Par un mémoire en défense, enregistré le 9 décembre 2025, régularisé le 16 décembre 2025, le préfet des Bouches-du-Rhône conclut au rejet de la requête.
Il fait valoir que les moyens soulevés ne sont pas fondés.
Vu :
- la requête enregistrée sous le n°2514933 par laquelle Mme B… demande l’annulation de la décision attaquée ;
- les autres pièces du dossier.
Vu :
- la loi du 10 juillet 1991 ;
- le code de l’entrée et du séjour des étrangers et du droit d’asile ;
- le code de justice administrative.
Le président du tribunal a désigné M. C… Pecchioli, pour statuer sur les demandes de référé en application de l’article L. 511-2 du code de justice administrative.
A été entendu, au cours de l’audience publique qui s’est tenue le 18 décembre 2025 à 14h30 en présence de Mme Olivier, greffière de l’audience : le rapport de M. Pecchioli ;
Aucune partie n’était présente ou représenté.
Après avoir prononcé, à l’issue de l’audience, la clôture de l’instruction.
Considérant ce qui suit :
1. Mme B…, ressortissante russe née le 22 décembre 1957, déclare être entrée en France le 27 mars 2024 sous couvert d’un visa C de 29 jours à entrées multiples. Elle a déposé, le 2 mai 2024, une demande d’admission au séjour au titre de l’asile. Sa demande a été rejetée, tout d’abord par l’office de protection des réfugiés et des apatrides le 30 janvier 2025, puis confirmée par la Cour nationale du droit d’asile le 11 juillet 2025. Par suite, le préfet des Bouches-du-Rhône a clôturé sa demande de titre de séjour le 30 septembre 2025, après avoir édicté à son encontre une décision portant obligation de quitter le territoire le 18 septembre 2025. Ainsi, Mme B… demande au juge des référés de suspendre la décision portant clôture de sa demande de titre de séjour en date du 30 septembre 2025.
Sur les conclusions à fin de suspension ;
2. Aux termes de l’article L. 521-1 du code de justice administrative : « Quand une décision administrative, même de rejet, fait l’objet d’une requête en annulation ou en réformation, le juge des référés, saisi d’une demande en ce sens, peut ordonner la suspension de l’exécution de cette décision, ou de certains de ses effets, lorsque l’urgence le justifie et qu’il est fait état d’un moyen propre à créer, en l’état de l’instruction, un doute sérieux quant à la légalité de la décision. (…) ».
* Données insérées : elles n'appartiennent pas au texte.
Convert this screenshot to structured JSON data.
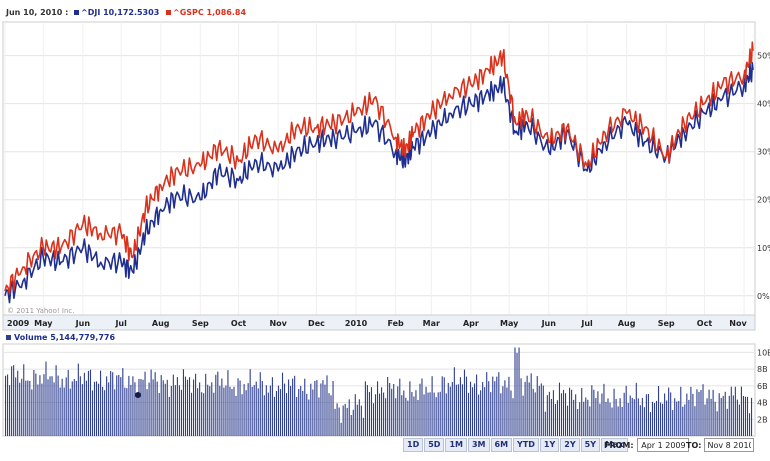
{
  "header": {
    "date": "Jun 10, 2010 :",
    "series1_label": "^DJI 10,172.5303",
    "series2_label": "^GSPC 1,086.84",
    "volume_label": "Volume 5,144,779,776",
    "copyright": "© 2011 Yahoo! Inc."
  },
  "colors": {
    "dji": "#1f2f8f",
    "gspc": "#d9311c",
    "volume": "#2f3f8f"
  },
  "controls": {
    "ranges": [
      "1D",
      "5D",
      "1M",
      "3M",
      "6M",
      "YTD",
      "1Y",
      "2Y",
      "5Y",
      "Max"
    ],
    "from_label": "FROM:",
    "from_value": "Apr 1 2009",
    "to_label": "TO:",
    "to_value": "Nov 8 2010"
  },
  "chart_data": {
    "type": "line",
    "x_ticks": [
      "2009",
      "May",
      "Jun",
      "Jul",
      "Aug",
      "Sep",
      "Oct",
      "Nov",
      "Dec",
      "2010",
      "Feb",
      "Mar",
      "Apr",
      "May",
      "Jun",
      "Jul",
      "Aug",
      "Sep",
      "Oct",
      "Nov"
    ],
    "y_ticks": [
      "0%",
      "10%",
      "20%",
      "30%",
      "40%",
      "50%"
    ],
    "ylim": [
      -4,
      57
    ],
    "x": [
      "2009-04-01",
      "2009-04-15",
      "2009-05-01",
      "2009-05-15",
      "2009-06-01",
      "2009-06-15",
      "2009-07-01",
      "2009-07-10",
      "2009-07-20",
      "2009-08-01",
      "2009-08-15",
      "2009-09-01",
      "2009-09-15",
      "2009-10-01",
      "2009-10-15",
      "2009-11-01",
      "2009-11-15",
      "2009-12-01",
      "2009-12-15",
      "2010-01-01",
      "2010-01-15",
      "2010-02-01",
      "2010-02-08",
      "2010-02-15",
      "2010-03-01",
      "2010-03-15",
      "2010-04-01",
      "2010-04-15",
      "2010-04-26",
      "2010-05-06",
      "2010-05-15",
      "2010-06-01",
      "2010-06-15",
      "2010-07-01",
      "2010-07-15",
      "2010-08-01",
      "2010-08-15",
      "2010-09-01",
      "2010-09-15",
      "2010-10-01",
      "2010-10-15",
      "2010-11-01",
      "2010-11-08"
    ],
    "series": [
      {
        "name": "^DJI",
        "values": [
          0,
          3,
          8,
          7,
          10,
          7,
          7,
          5,
          13,
          18,
          21,
          20,
          26,
          24,
          28,
          26,
          30,
          32,
          33,
          34,
          36,
          30,
          28,
          31,
          34,
          38,
          40,
          42,
          44,
          34,
          36,
          30,
          34,
          26,
          32,
          36,
          32,
          29,
          34,
          38,
          41,
          44,
          47
        ]
      },
      {
        "name": "^GSPC",
        "values": [
          1,
          6,
          10,
          10,
          15,
          13,
          13,
          8,
          18,
          23,
          26,
          27,
          31,
          28,
          33,
          30,
          35,
          35,
          36,
          38,
          41,
          33,
          30,
          34,
          38,
          42,
          44,
          47,
          50,
          36,
          38,
          32,
          35,
          27,
          34,
          38,
          35,
          29,
          36,
          40,
          44,
          46,
          51
        ]
      }
    ]
  },
  "volume_chart": {
    "type": "bar",
    "y_ticks": [
      "2B",
      "4B",
      "6B",
      "8B",
      "10B"
    ],
    "ylim": [
      0,
      11
    ]
  }
}
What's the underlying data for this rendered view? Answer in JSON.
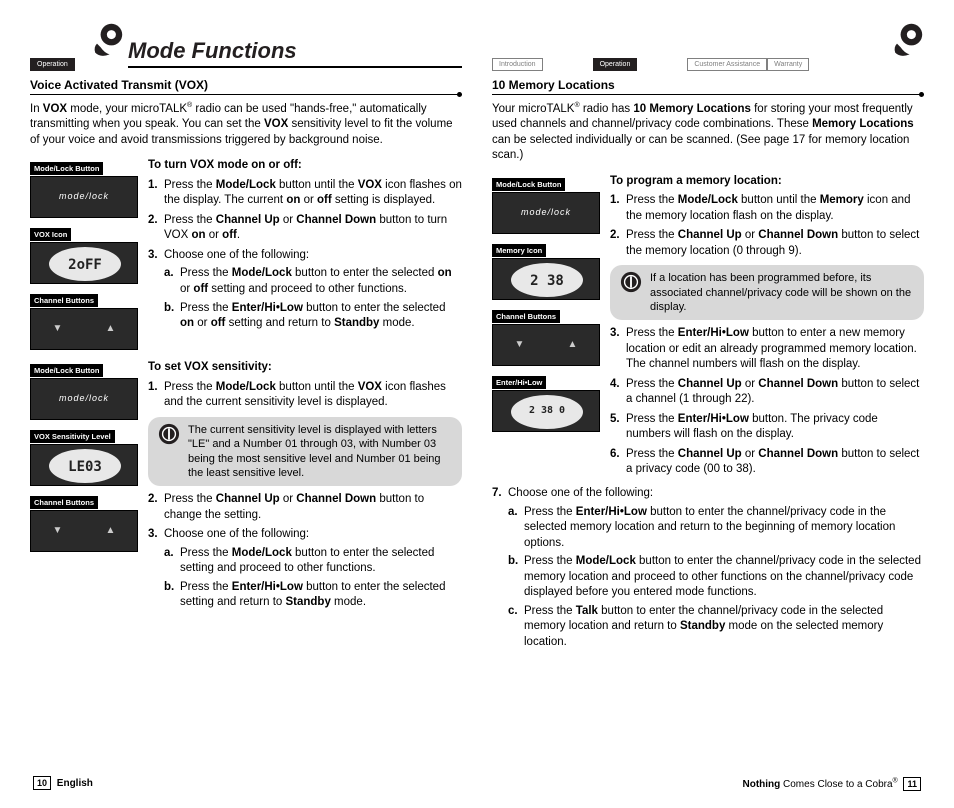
{
  "header": {
    "title": "Mode Functions",
    "tab_operation": "Operation",
    "tab_intro": "Introduction",
    "tab_cust": "Customer Assistance",
    "tab_warr": "Warranty"
  },
  "left": {
    "section_title": "Voice Activated Transmit (VOX)",
    "intro_html": "In <b>VOX</b> mode, your microTALK<sup>®</sup> radio can be used \"hands-free,\" automatically transmitting when you speak. You can set the <b>VOX</b> sensitivity level to fit the volume of your voice and avoid transmissions triggered by background noise.",
    "thumbs1": {
      "l1": "Mode/Lock Button",
      "l2": "VOX Icon",
      "l3": "Channel Buttons"
    },
    "thumbs2": {
      "l1": "Mode/Lock Button",
      "l2": "VOX Sensitivity Level",
      "l3": "Channel Buttons"
    },
    "block1": {
      "title": "To turn VOX mode on or off:",
      "s1": "Press the <b>Mode/Lock</b> button until the <b>VOX</b> icon flashes on the display. The current <b>on</b> or <b>off</b> setting is displayed.",
      "s2": "Press the <b>Channel Up</b> or <b>Channel Down</b> button to turn VOX <b>on</b> or <b>off</b>.",
      "s3": "Choose one of the following:",
      "s3a": "Press the <b>Mode/Lock</b> button to enter the selected <b>on</b> or <b>off</b> setting and proceed to other functions.",
      "s3b": "Press the <b>Enter/Hi•Low</b> button to enter the selected <b>on</b> or <b>off</b> setting and return to <b>Standby</b> mode."
    },
    "block2": {
      "title": "To set VOX sensitivity:",
      "s1": "Press the <b>Mode/Lock</b> button until the <b>VOX</b> icon flashes and the current sensitivity level is displayed.",
      "note": "The current sensitivity level is displayed with letters \"LE\" and a Number 01 through 03, with Number 03 being the most sensitive level and Number 01 being the least sensitive level.",
      "s2": "Press the <b>Channel Up</b> or <b>Channel Down</b> button to change the setting.",
      "s3": "Choose one of the following:",
      "s3a": "Press the <b>Mode/Lock</b> button to enter the selected setting and proceed to other functions.",
      "s3b": "Press the <b>Enter/Hi•Low</b> button to enter the selected setting and return to <b>Standby</b> mode."
    }
  },
  "right": {
    "section_title": "10 Memory Locations",
    "intro_html": "Your microTALK<sup>®</sup> radio has <b>10 Memory Locations</b> for storing your most frequently used channels and channel/privacy code combinations. These <b>Memory Locations</b> can be selected individually or can be scanned. (See page 17 for memory location scan.)",
    "thumbs": {
      "l1": "Mode/Lock Button",
      "l2": "Memory Icon",
      "l3": "Channel Buttons",
      "l4": "Enter/Hi•Low"
    },
    "block": {
      "title": "To program a memory location:",
      "s1": "Press the <b>Mode/Lock</b> button until the <b>Memory</b> icon and the memory location flash on the display.",
      "s2": "Press the <b>Channel Up</b> or <b>Channel Down</b> button to select the memory location (0 through 9).",
      "note": "If a location has been programmed before, its associated channel/privacy code will be shown on the display.",
      "s3": "Press the <b>Enter/Hi•Low</b> button to enter a new memory location or edit an already programmed memory location. The channel numbers will flash on the display.",
      "s4": "Press the <b>Channel Up</b> or <b>Channel Down</b> button to select a channel (1 through 22).",
      "s5": "Press the <b>Enter/Hi•Low</b> button. The privacy code numbers will flash on the display.",
      "s6": "Press the <b>Channel Up</b> or <b>Channel Down</b> button to select a privacy code (00 to 38).",
      "s7": "Choose one of the following:",
      "s7a": "Press the <b>Enter/Hi•Low</b> button to enter the channel/privacy code in the selected memory location and return to the beginning of memory location options.",
      "s7b": "Press the <b>Mode/Lock</b> button to enter the channel/privacy code in the selected memory location and proceed to other functions on the channel/privacy code displayed before you entered mode functions.",
      "s7c": "Press the <b>Talk</b> button to enter the channel/privacy code in the selected memory location and return to <b>Standby</b> mode on the selected memory location."
    }
  },
  "footer": {
    "left_lang": "English",
    "left_num": "10",
    "right_tag": "<b>Nothing</b> Comes Close to a Cobra<sup>®</sup>",
    "right_num": "11"
  }
}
3. L’urgence justifie que soit prononcée la suspension d’un acte administratif lorsque l’exécution de celui-ci porte atteinte de manière suffisamment grave et immédiate à un intérêt public, à la situation du requérant ou aux intérêts qu’il entend défendre. Il appartient au juge des référés, saisi d’une demande de suspension d’une décision refusant la délivrance d’un titre de séjour, d’apprécier et de motiver l’urgence compte tenu de l’incidence immédiate du refus de titre de séjour sur la situation concrète de l’intéressé. Cette situation d’urgence sera, en principe, constatée dans le cas d’un refus de renouvellement du titre de séjour comme dans le cas du retrait de celui-ci. Dans les autres cas, il appartient au requérant de justifier de circonstances particulières caractérisant la nécessité pour lui de bénéficier, à très bref délai, d’une mesure provisoire dans l’attente d’une décision juridictionnelle statuant sur la légalité de la décision litigieuse.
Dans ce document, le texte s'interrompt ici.